Con una pronuncia del 22/06/2021, ancora non pubblicata, la Corte Costituzionale si è pronunciata dichiarando l’incostituzionalità dell’articolo 13 della legge sulla stampa (L. 08/02/1948, n. 47) che prevede obbligatoriamente la reclusione da uno a sei anni insieme al pagamento di una multa, nel caso di condanna per diffamazione a mezzo stampa compiuta mediante l’attribuzione di un fatto determinato.

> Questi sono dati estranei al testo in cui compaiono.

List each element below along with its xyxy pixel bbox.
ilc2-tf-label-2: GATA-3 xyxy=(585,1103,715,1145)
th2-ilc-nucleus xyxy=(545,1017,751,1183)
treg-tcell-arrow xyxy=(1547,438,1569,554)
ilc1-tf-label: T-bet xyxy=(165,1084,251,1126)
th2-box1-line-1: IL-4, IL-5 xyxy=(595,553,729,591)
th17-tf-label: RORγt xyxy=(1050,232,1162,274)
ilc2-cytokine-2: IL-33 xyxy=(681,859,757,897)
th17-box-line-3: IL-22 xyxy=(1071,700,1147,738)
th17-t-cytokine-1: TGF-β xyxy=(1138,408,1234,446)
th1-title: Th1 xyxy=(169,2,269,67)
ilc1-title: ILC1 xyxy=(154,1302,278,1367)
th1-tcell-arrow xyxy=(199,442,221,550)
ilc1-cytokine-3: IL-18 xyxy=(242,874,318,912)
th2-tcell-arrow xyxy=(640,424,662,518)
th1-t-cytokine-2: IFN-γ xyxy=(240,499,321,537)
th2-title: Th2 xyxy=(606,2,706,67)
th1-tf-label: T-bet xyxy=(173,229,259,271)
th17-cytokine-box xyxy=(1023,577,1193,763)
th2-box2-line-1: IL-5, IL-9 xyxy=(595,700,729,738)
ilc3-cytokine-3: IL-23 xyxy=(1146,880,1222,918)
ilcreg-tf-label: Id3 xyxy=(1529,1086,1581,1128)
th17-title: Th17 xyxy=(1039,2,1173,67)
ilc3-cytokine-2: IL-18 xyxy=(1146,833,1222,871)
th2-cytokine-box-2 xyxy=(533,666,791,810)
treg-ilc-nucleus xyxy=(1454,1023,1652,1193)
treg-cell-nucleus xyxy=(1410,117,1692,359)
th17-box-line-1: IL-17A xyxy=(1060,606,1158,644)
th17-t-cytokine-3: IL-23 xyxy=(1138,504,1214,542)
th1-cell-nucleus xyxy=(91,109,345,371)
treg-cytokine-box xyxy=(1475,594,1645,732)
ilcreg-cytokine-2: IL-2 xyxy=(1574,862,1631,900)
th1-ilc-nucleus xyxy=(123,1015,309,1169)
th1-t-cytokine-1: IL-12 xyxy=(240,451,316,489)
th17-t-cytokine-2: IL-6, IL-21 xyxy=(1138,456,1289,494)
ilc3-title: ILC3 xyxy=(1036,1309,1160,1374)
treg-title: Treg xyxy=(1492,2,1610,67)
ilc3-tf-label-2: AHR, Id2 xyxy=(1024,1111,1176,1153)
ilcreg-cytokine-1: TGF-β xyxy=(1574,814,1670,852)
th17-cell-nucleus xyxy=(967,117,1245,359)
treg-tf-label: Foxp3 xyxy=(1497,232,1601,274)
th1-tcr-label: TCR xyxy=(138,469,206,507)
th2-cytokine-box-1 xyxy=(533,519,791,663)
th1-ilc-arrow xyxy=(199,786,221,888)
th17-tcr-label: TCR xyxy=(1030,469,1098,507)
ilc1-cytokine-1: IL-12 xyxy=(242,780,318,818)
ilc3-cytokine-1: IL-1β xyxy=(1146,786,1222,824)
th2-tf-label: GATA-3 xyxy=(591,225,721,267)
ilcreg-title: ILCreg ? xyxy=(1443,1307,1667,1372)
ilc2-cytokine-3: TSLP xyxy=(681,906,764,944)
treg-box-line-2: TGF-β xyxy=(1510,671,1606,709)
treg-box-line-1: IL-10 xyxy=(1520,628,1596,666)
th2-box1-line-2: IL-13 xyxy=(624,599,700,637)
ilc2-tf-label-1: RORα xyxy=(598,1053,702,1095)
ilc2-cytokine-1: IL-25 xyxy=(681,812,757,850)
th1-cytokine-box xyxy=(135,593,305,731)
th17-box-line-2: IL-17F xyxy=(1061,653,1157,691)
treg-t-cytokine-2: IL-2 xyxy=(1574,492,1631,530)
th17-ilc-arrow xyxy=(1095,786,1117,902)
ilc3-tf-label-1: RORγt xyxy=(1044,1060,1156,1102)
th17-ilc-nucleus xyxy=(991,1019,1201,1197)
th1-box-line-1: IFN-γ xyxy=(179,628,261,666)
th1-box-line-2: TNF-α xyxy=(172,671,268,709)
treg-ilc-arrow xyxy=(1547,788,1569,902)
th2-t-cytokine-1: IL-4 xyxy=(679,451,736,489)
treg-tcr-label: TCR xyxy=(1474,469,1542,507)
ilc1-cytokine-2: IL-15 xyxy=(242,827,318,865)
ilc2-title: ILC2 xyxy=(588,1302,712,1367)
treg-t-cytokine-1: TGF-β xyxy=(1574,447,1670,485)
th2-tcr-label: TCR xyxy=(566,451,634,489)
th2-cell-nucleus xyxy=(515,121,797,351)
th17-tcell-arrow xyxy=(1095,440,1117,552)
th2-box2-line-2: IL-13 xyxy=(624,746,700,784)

In attesa di conoscere le precise motivazioni della pronuncia di incostituzionalità, si riporta testualmente il comunicato stampa della Consulta:
«la Corte costituzionale ha esaminato oggi le questioni sollevate dai Tribunali di Salerno e di Bari sulla legittimità costituzionale della pena detentiva prevista per la diffamazione a mezzo stampa, per contrasto, tra l’altro,con l’articolo 21 della Costituzione e con l’articolo 10 della Convenzione europea dei diritti dell’uomo. Le questioni sono tornate all’esame della Corte un anno dopo l’ordinanza n. 132 del 2020 che sollecitava il legislatore a una complessiva riforma della materia. In attesa del deposito della sentenza, l’Ufficio stampa fa sapere che la Corte, preso atto del mancato intervento del legislatore, ha dichiarato incostituzionale l’articolo 13 della legge sulla stampa (n. 47 del 1948) che fa scattare obbligatoriamente, in caso di condanna per diffamazione a mezzo stampa compiuta mediante l’attribuzione di un fatto determinato, la reclusione da uno a sei anni insieme al pagamento di una multa. È stato invece ritenuto compatibile con la Costituzione l’articolo 595, terzo comma, del Codice penale, che prevede, per le ordinarie ipotesi di diffamazione compiute a mezzo della stampa o di un’altra forma di pubblicità, la reclusione da sei mesi a tre anni oppure, in alternativa, il pagamento di una multa. Quest’ultima norma consente infatti al giudice di sanzionare con la pena detentiva i soli casi di eccezionale gravità».
Interessante è la conclusione del comunicato stampa laddove precisa che:
«resta peraltro attuale la necessità di un complessivo intervento del legislatore, in grado di assicurare un più adeguato bilanciamento – che la Corte non ha gli strumenti per compiere – tra libertà di manifestazione del pensiero e tutela della reputazione individuale, anche alla luce dei pericoli sempre maggiori connessi all’evoluzione dei mezzi di comunicazione, già evidenziati nell’ordinanza 132».